2020 Fiscal Year Research-status Report
Project/Area Number |
18K02402
|
Research Institution | Kyoto Sangyo University |
Principal Investigator |
小山 治 京都産業大学, 全学共通教育センター, 准教授 (50621562)
|
Project Period (FY) |
2018-04-01 – 2022-03-31
|
Keywords | 地域教育 / 出身大学所在地 / 地域内就職者割合 / COC+ / 職業的レリバンス / 地方創生 |
Outline of Annual Research Achievements |
本研究の目的は、大学の地域教育は地方創生に資するのかという問いを実証的に明らかにすることである。 この目的を達成するために、2019年度に引き続き、主に出身大学所在地への就職に関するデータの収集・分析を行った。この手順自体は2019年度と同様であるが、データの収集年度を直近まで拡充した。 具体的には、全国の国立大学が公表している学部生の進路・就職状況に関するデータの収集・分析を行った。すべての国立大学の公式ウェブサイト(キャリアセンター等の就職支援部局、大学概要)を調査し、2015~2019年度における学部の卒業者数、進学者数、就職者数、地域内就職者数(当該国立大学の所在地である都道府県内に就職した者の数)を可能な限り網羅的に収集した。
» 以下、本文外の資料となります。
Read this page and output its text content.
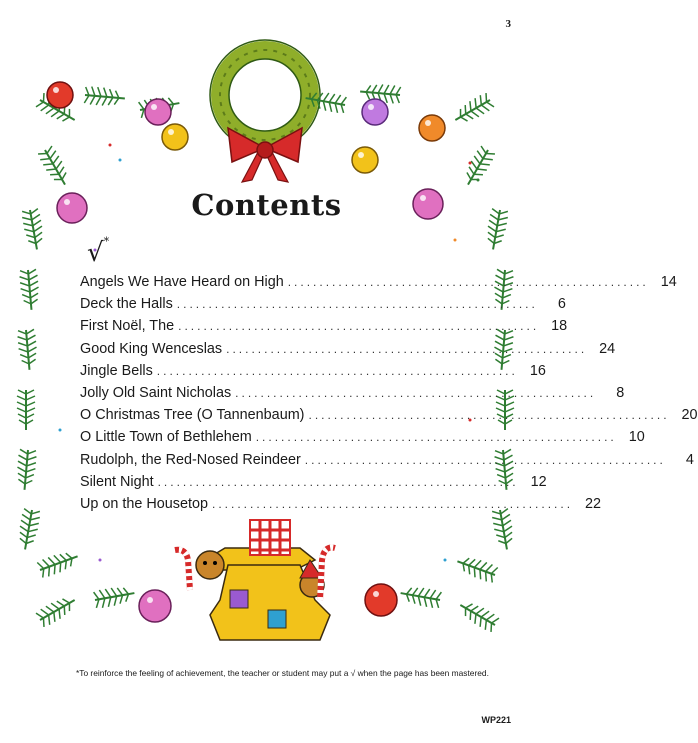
3
Contents
√*
Angels We Have Heard on High ......................................................... 14
Deck the Halls .........................................................	6
First Noël, The ......................................................... 18
Good King Wenceslas ......................................................... 24
Jingle Bells ......................................................... 16
Jolly Old Saint Nicholas .........................................................	8
O Christmas Tree (O Tannenbaum) ......................................................... 20
O Little Town of Bethlehem ......................................................... 10
Rudolph, the Red-Nosed Reindeer .........................................................	4
Silent Night ......................................................... 12
Up on the Housetop ......................................................... 22
*To reinforce the feeling of achievement, the teacher or student may put a √ when the page has been mastered.
WP221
国立大学に着目したのは、本研究が着目する高等教育政策である文部科学省の「地(知)の拠点大学による地方創生推進事業」(COC+)の採択校の大半が国立大学であるとともに、国立大学では上述したデータが相当程度公開されているからである。 このデータを分析した結果、COC+の事業期間である2015~2019年度においてCOC+採択校内の地域内就職者割合(就職者数に占める地域内就職者数の割合)の推移に大きな変動がないことを改めて明らかにした。データの収集範囲をCOC+の事業年度に合わせた上でもこうした知見が得られたという点が重要である。なぜなら、もしCOC+が当初の想定通りの成果を上げたとすれば、上述した期間内に地域内就職者割合は上昇しているはずだからである。本研究の知見は、大学の地域教育が出身大学所在地への就職者割合を必ずしも高めるわけではないということを示唆している。
|
Current Status of Research Progress |
Current Status of Research Progress
4: Progress in research has been delayed.
Reason
新型コロナウイルス感染症の影響により、社会調査を実施できず、前述した国立大学が公表しているデータの継続的な収集・分析に留まったからである。
|
Strategy for Future Research Activity |
実施予定であった社会調査のうち、学生に対する質問紙調査については他の大規模な共同研究の中で必要な質問項目を盛り込むことで対処した。これによって本研究の予算を大学卒業生調査等に重点的に充当することが可能になった。
|
Causes of Carryover |
新型コロナウイルス感染症の影響によって、社会調査が全般的に実施できなくなったためである。予算の主な充当先は当初の計画通り、大学卒業生に対するインターネットモニター調査とする予定である。